Michael Fine, director of the Rhode Island Health Department, said he did not have an opinion on whether caregivers and compassion centers should cooperate to provide patients marijuana. Fine maintained a neutral stance throughout the panel, often refusing to give his opinion. "At this point in my life, my personal beliefs have to take a back seat to my public responsibilities," Fine said.  
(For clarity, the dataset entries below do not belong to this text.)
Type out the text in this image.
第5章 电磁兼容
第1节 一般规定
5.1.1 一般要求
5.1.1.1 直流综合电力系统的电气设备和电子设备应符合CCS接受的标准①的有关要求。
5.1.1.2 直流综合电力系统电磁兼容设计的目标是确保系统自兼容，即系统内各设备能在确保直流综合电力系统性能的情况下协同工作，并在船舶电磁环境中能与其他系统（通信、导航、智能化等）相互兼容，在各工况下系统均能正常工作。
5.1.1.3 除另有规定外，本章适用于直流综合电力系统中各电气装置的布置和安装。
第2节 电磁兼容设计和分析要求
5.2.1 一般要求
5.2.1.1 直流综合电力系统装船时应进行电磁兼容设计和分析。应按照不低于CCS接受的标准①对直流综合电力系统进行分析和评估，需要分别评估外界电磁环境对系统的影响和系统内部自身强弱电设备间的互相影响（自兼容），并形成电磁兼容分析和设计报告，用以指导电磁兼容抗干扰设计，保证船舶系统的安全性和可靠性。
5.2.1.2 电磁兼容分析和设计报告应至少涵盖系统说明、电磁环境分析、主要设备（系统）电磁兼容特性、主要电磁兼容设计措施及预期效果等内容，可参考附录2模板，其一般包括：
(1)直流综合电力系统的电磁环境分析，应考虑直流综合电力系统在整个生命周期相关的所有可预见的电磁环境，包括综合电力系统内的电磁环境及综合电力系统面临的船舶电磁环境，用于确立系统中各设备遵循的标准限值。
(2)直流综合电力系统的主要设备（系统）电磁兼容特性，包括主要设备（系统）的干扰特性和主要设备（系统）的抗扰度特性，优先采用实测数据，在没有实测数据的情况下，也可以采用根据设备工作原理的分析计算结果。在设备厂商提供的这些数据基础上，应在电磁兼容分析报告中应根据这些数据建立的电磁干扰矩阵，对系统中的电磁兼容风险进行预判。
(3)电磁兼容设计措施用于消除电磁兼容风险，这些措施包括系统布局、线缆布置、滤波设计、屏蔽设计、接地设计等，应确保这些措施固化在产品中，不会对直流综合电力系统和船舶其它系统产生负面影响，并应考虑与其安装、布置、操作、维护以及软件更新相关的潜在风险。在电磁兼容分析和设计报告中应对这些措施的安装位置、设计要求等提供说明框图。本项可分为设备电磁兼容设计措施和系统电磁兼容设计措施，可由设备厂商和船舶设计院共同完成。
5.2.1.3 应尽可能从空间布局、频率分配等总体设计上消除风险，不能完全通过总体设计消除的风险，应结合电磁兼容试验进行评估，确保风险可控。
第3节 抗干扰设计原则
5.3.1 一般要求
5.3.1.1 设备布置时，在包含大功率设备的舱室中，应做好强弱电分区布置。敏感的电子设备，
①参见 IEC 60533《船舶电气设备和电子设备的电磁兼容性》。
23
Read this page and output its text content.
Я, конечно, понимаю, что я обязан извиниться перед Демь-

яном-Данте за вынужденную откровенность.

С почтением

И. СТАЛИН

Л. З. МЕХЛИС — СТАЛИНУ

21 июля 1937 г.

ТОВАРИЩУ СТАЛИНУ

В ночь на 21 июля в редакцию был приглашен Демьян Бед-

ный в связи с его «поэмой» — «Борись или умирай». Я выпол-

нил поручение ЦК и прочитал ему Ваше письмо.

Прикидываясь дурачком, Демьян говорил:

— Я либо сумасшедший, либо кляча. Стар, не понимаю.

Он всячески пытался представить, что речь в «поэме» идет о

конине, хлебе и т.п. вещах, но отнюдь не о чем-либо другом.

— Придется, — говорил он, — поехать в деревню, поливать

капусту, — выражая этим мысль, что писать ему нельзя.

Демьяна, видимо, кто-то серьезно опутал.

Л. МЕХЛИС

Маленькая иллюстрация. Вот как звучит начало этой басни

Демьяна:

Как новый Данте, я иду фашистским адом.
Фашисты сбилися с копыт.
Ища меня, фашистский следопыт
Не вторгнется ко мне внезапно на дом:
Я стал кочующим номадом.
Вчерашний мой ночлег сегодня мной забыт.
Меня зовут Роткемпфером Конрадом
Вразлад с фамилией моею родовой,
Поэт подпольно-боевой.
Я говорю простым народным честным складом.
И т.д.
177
Bock said the push to legalize and legitimize medical marijuana is also a "symbolic movement" representing a much larger issue. People for "so many decades have been excluded from the practice of health care administration," he said. "A hundred years ago, people could grow the herbs they wanted to grow in their backyard medicinally." 

Bock added that he views the challenges to medical marijuana dispensaries as relating to "two sections of federal laws that are causing opposing views" and said that this discrepancy may have to be resolved in court.  

 The federal government has interfered with state-regulated medical marijuana programs before. Police Monday raided Oaksterdam University, a university in Oakland, California that teaches students how to grow medical marijuana. Oaksterdam also educates its students on all aspects of marijuana usage, including marijuana legislation. 

Bock said it is difficult to compare the medical marijuana policies in California and Rhode Island. "The state of Rhode Island chose to create a model that is highly regulated, that would lessen the negative impact seen in California and elsewhere," he said.  

Toward the end of the panel, Dr. Fine raised a potential concern with the medical marijuana program, pointing out that doctors who authorize use of the drug do not necessarily need to follow up with patients the way others do, since they do not need to write a refill. The physicians, who occupy a "gray area," are solely in charge of initial authorization - after that, they do not have any control over marijuana usage because they do not have knowledge about strains of marijuana, Fine said, which puts them in "an interesting ethical bind."

Bock pointed out what he called the "catch-22" of the medical marijuana system. Since marijuana is classified as a Schedule I drug, it is difficult for scientists to research the effects of medical marijuana because the federal government will not fund research on drugs under this categorization. Chafee and Washington Gov. Christine Gregoire have backed a petition that asks for marijuana to be reclassified as a Schedule II drug, a classification that would recognize marijuana's medicinal effects.